The TUC claims that safety reps are being undermined by a lack of support from employers and the government’s official safety watchdog, the Health and Safety Executive (HSE).
According to a survey of unions featured in the TUC-backed health and safety magazine Hazards, the top problem facing union safety reps is the difficulty of getting employers to act on safety concerns.
Getting employers to listen was ranked as the number one problem by 35 per cent and as a top three problem by 90 per cent of reps surveyed.
Another problem ranked in the top three by most respondents was getting the legally-allowed time off for training and to undertake inspection, investigation and other workplace safety functions.
The TUC says that because union safety reps are able to spot dangerous areas of the workplace and identify ways of working that can make staff ill, they are able to reduce the number of days lost to UK businesses by as much as 616,000 days a year.

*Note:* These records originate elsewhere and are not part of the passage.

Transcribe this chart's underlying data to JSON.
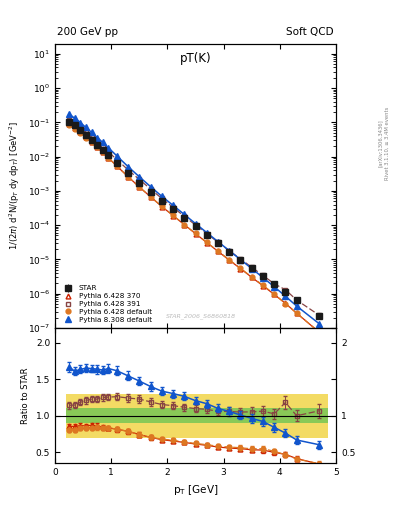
{
  "title_top_left": "200 GeV pp",
  "title_top_right": "Soft QCD",
  "plot_title": "pT(K)",
  "right_label": "Rivet 3.1.10, ≥ 3.4M events",
  "watermark": "STAR_2006_S6860818",
  "arxiv_label": "[arXiv:1306.3436]",
  "xlabel": "p_{T} [GeV]",
  "ylabel": "1/(2π) d²N/(p_T dy dp_T) [GeV⁻²]",
  "ylabel_ratio": "Ratio to STAR",
  "star_x": [
    0.25,
    0.35,
    0.45,
    0.55,
    0.65,
    0.75,
    0.85,
    0.95,
    1.1,
    1.3,
    1.5,
    1.7,
    1.9,
    2.1,
    2.3,
    2.5,
    2.7,
    2.9,
    3.1,
    3.3,
    3.5,
    3.7,
    3.9,
    4.1,
    4.3,
    4.7
  ],
  "star_y": [
    0.105,
    0.082,
    0.06,
    0.043,
    0.031,
    0.022,
    0.016,
    0.011,
    0.0065,
    0.0033,
    0.00175,
    0.00095,
    0.00052,
    0.00029,
    0.000162,
    9.2e-05,
    5.2e-05,
    3e-05,
    1.7e-05,
    9.8e-06,
    5.6e-06,
    3.2e-06,
    1.9e-06,
    1.1e-06,
    6.5e-07,
    2.2e-07
  ],
  "star_yerr": [
    0.004,
    0.003,
    0.002,
    0.0015,
    0.001,
    0.0008,
    0.0006,
    0.0004,
    0.00025,
    0.00013,
    7e-05,
    4e-05,
    2.2e-05,
    1.2e-05,
    7e-06,
    4e-06,
    2.5e-06,
    1.5e-06,
    9e-07,
    5.5e-07,
    3.5e-07,
    2e-07,
    1.3e-07,
    8e-08,
    5e-08,
    2e-08
  ],
  "py6_370_x": [
    0.25,
    0.35,
    0.45,
    0.55,
    0.65,
    0.75,
    0.85,
    0.95,
    1.1,
    1.3,
    1.5,
    1.7,
    1.9,
    2.1,
    2.3,
    2.5,
    2.7,
    2.9,
    3.1,
    3.3,
    3.5,
    3.7,
    3.9,
    4.1,
    4.3,
    4.7
  ],
  "py6_370_y": [
    0.09,
    0.07,
    0.052,
    0.037,
    0.027,
    0.019,
    0.0135,
    0.0092,
    0.0053,
    0.0026,
    0.0013,
    0.00067,
    0.00035,
    0.00019,
    0.000103,
    5.65e-05,
    3.1e-05,
    1.72e-05,
    9.5e-06,
    5.4e-06,
    3e-06,
    1.7e-06,
    9.5e-07,
    5.2e-07,
    2.7e-07,
    7.5e-08
  ],
  "py6_391_x": [
    0.25,
    0.35,
    0.45,
    0.55,
    0.65,
    0.75,
    0.85,
    0.95,
    1.1,
    1.3,
    1.5,
    1.7,
    1.9,
    2.1,
    2.3,
    2.5,
    2.7,
    2.9,
    3.1,
    3.3,
    3.5,
    3.7,
    3.9,
    4.1,
    4.3,
    4.7
  ],
  "py6_391_y": [
    0.12,
    0.094,
    0.071,
    0.052,
    0.038,
    0.027,
    0.02,
    0.0138,
    0.0082,
    0.0041,
    0.00215,
    0.00113,
    0.0006,
    0.00033,
    0.000181,
    0.000101,
    5.66e-05,
    3.18e-05,
    1.8e-05,
    1.03e-05,
    5.9e-06,
    3.4e-06,
    1.95e-06,
    1.3e-06,
    6.5e-07,
    2.35e-07
  ],
  "py6_def_x": [
    0.25,
    0.35,
    0.45,
    0.55,
    0.65,
    0.75,
    0.85,
    0.95,
    1.1,
    1.3,
    1.5,
    1.7,
    1.9,
    2.1,
    2.3,
    2.5,
    2.7,
    2.9,
    3.1,
    3.3,
    3.5,
    3.7,
    3.9,
    4.1,
    4.3,
    4.7
  ],
  "py6_def_y": [
    0.085,
    0.066,
    0.05,
    0.036,
    0.026,
    0.0185,
    0.0133,
    0.0092,
    0.0053,
    0.0026,
    0.0013,
    0.00067,
    0.000355,
    0.000193,
    0.000104,
    5.72e-05,
    3.15e-05,
    1.75e-05,
    9.75e-06,
    5.52e-06,
    3.07e-06,
    1.76e-06,
    9.8e-07,
    5.15e-07,
    2.66e-07,
    7.6e-08
  ],
  "py8_def_x": [
    0.25,
    0.35,
    0.45,
    0.55,
    0.65,
    0.75,
    0.85,
    0.95,
    1.1,
    1.3,
    1.5,
    1.7,
    1.9,
    2.1,
    2.3,
    2.5,
    2.7,
    2.9,
    3.1,
    3.3,
    3.5,
    3.7,
    3.9,
    4.1,
    4.3,
    4.7
  ],
  "py8_def_y": [
    0.175,
    0.132,
    0.098,
    0.071,
    0.051,
    0.036,
    0.026,
    0.0181,
    0.0105,
    0.0051,
    0.00258,
    0.00133,
    0.000695,
    0.000378,
    0.000205,
    0.000111,
    6.06e-05,
    3.3e-05,
    1.8e-05,
    9.9e-06,
    5.4e-06,
    2.95e-06,
    1.6e-06,
    8.4e-07,
    4.35e-07,
    1.33e-07
  ],
  "color_star": "#1a1a1a",
  "color_py6_370": "#cc2200",
  "color_py6_391": "#884444",
  "color_py6_def": "#dd7722",
  "color_py8_def": "#1155cc",
  "xlim": [
    0,
    5.0
  ],
  "ylim_main": [
    1e-07,
    20.0
  ],
  "ylim_ratio": [
    0.35,
    2.2
  ],
  "ratio_yticks": [
    0.5,
    1.0,
    1.5,
    2.0
  ],
  "ratio_yticklabels": [
    "0.5",
    "1",
    "",
    "2"
  ]
}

Even conservative estimates suggest that union reps already prevent over 11,000 cases of work-related ill-health or injury a year.
At the moment if a safety rep wants to do something about an employer who is refusing to give them the time to carry out their duties, their only recourse is to go to an employment tribunal. As a result, the majority of reps don’t take the issue any further.
The TUC would like to see the HSE provide safety reps with far more support and take legal action against employers who consistently fail to give safety reps enough time away from their jobs to carry out their safety duties properly.
Worryingly, a third of all the survey respondents (35 per cent) said one of their top problems was getting support from the official safety enforcement agencies. This is reflected in official enforcement statistics, which show no record of the HSE ever prosecuting an employer for breaching the regulations on safety reps’ rights.
TUC general secretary Brendan Barber said: “Up and down the UK, thousands of safety reps are trying to make work safer for their colleagues, in some cases with little help from employers. It would make the world of difference to the poor safety record of UK workplaces if the HSE gave safety reps more support and got tough with bosses who refuse to give safety reps their legally entitled time off.”
Stirling University senior occupational health researcher Rory O’Neill, who undertook the survey, said: “With more people in work and a massive increase in the number of workplaces nationwide, the HSE should be grateful for all the help it can get and must provide robust support for safety reps at work.
“This isn’t just common sense, it is the law – and as the workplace law enforcement agency, the HSE must ensure it is observed.”